Najlepszy symulator zwisów na wyjeździe wspinaczkowym
Na wyjeździe wspinaczkowym (szczególnie dłuższym) słabniemy, chociaż, paradoksalnie, zaczynamy się lepiej wspinać. Siła spada, rośnie rozwspinanie, pewność na skale, płynność. Do pewnego momentu rozwspinaniem kompensujemy straty siły, ale w końcu ten brak siły zaczyna ograniczać nasze możliwości.
Czasami też praca zmusza nas do odstawienia treningu specjalistycznego lub ogólnego, np. wtedy, gdy musimy jechać w delegację bez dostępu do ścianki czy nawet siłowni. Niektórzy z moich podopiecznych pracują na platformach lub mają wyjazdy, trwające kilka tygodni. Szkoda na tak długi czas odstawiać trening palców.
Świetnym rozwiązaniem jest wtedy jedna z przenośnych chwytotablic, np. Chwyto!, ale możemy w ten sposób również trenować ścisk.
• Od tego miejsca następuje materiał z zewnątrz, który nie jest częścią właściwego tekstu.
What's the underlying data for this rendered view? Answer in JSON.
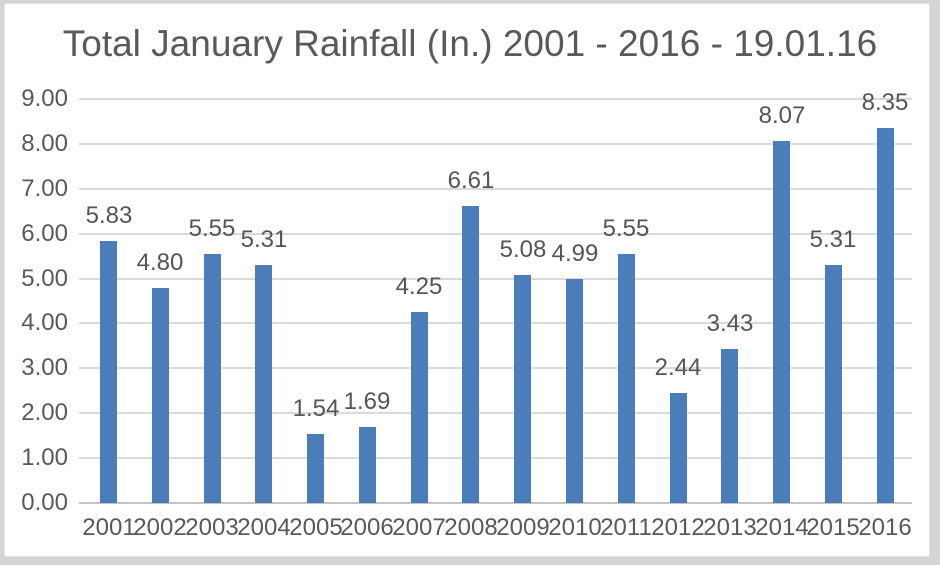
{
  "chart_data": {
    "type": "bar",
    "title": "Total January Rainfall (In.) 2001 - 2016 - 19.01.16",
    "xlabel": "",
    "ylabel": "",
    "categories": [
      "2001",
      "2002",
      "2003",
      "2004",
      "2005",
      "2006",
      "2007",
      "2008",
      "2009",
      "2010",
      "2011",
      "2012",
      "2013",
      "2014",
      "2015",
      "2016"
    ],
    "values": [
      5.83,
      4.8,
      5.55,
      5.31,
      1.54,
      1.69,
      4.25,
      6.61,
      5.08,
      4.99,
      5.55,
      2.44,
      3.43,
      8.07,
      5.31,
      8.35
    ],
    "data_labels": [
      "5.83",
      "4.80",
      "5.55",
      "5.31",
      "1.54",
      "1.69",
      "4.25",
      "6.61",
      "5.08",
      "4.99",
      "5.55",
      "2.44",
      "3.43",
      "8.07",
      "5.31",
      "8.35"
    ],
    "ylim": [
      0,
      9
    ],
    "y_tick_step": 1,
    "y_tick_labels": [
      "0.00",
      "1.00",
      "2.00",
      "3.00",
      "4.00",
      "5.00",
      "6.00",
      "7.00",
      "8.00",
      "9.00"
    ],
    "grid": true,
    "legend": "none",
    "colors": {
      "bar": "#4b7db9",
      "gridline": "#dadada",
      "axis_line": "#c4c4c4",
      "title_text": "#595959",
      "tick_text": "#595959",
      "value_label_text": "#555555",
      "chart_background": "#ffffff",
      "frame_background": "#d6d4d4"
    }
  }
}
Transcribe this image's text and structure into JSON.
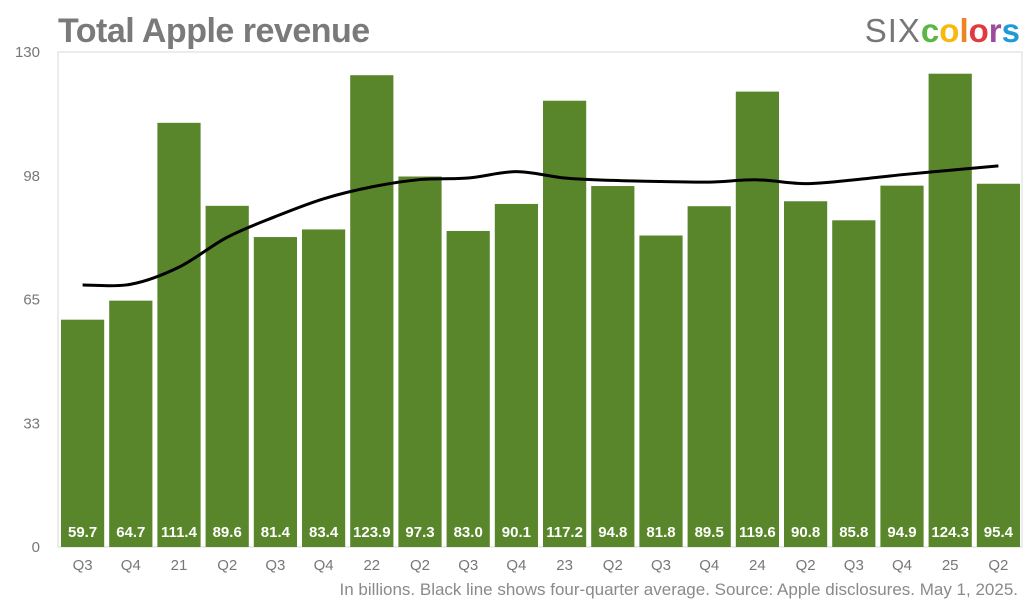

Problemem jednak staje się dokładnie śledzenie intensywności zwisów, szczególnie jeśli jesteśmy w fazie zwisów maksymalnych i dokładny ciężar jest dla nas szczególnie ważny.
W takiej sytuacji zachęcam do zaopatrzenia się w przenośną wagę wędkarską. Można je kupić chociażby na aliexpress.
Dodatkowo będziemy potrzebować jeszcze sznurka, starej liny lub repsznura.
Zahaczmy sznur o stopę, przymocujmy do niego wagę a do niej posiadany sprzęt do rozwijania siły palców. Ciągniemy tak mocno, aż na wyświetlaczu wagi zbliżymy się w okolice interesującego nas obciążenia i trzymajmy zalecaną ilość czasu. Jeśli chcemy mieć odpowiednik zwisów z obciążaniem 35kg, ciągniemy tak mocno, aż na liczniku pojawi się 35 kg i trzymamy zgodnie z używanym protokołem treningowym.
Zastosowanie wagi podwieszanej i niewielkiego przenośnego sprzętu w rodzaju Rock rings pozwala na:
- umieszczenie go w niewielkim bagażu podręcznym,
- przeprowadzenie treningu w każdych warunkach, np. w delegacji w hotelowym pokoju,
- wykonanie dobrej rozgrzewki palców w skałach,
- wykorzystanie zjawiska bilateralnego deficytu siły, które polega na tym, że siła, jaką możemy uzyskać jedną kończyną jest większa, niż siła obu kończyn podzielona przez 2. Np. załóżmy, że ściągając drążek wyciągu, obiema rękami jesteśmy w stanie podnieść 100kg. Jedną ręką będziemy w stanie podnieść nie 50kg (100kg/2), ale ok 60kg. Praca unilateralna pozwala więc na większą rekrutację włókien mięśniowych, poza tym jest bardziej specyficzna dla naszej dyscypliny.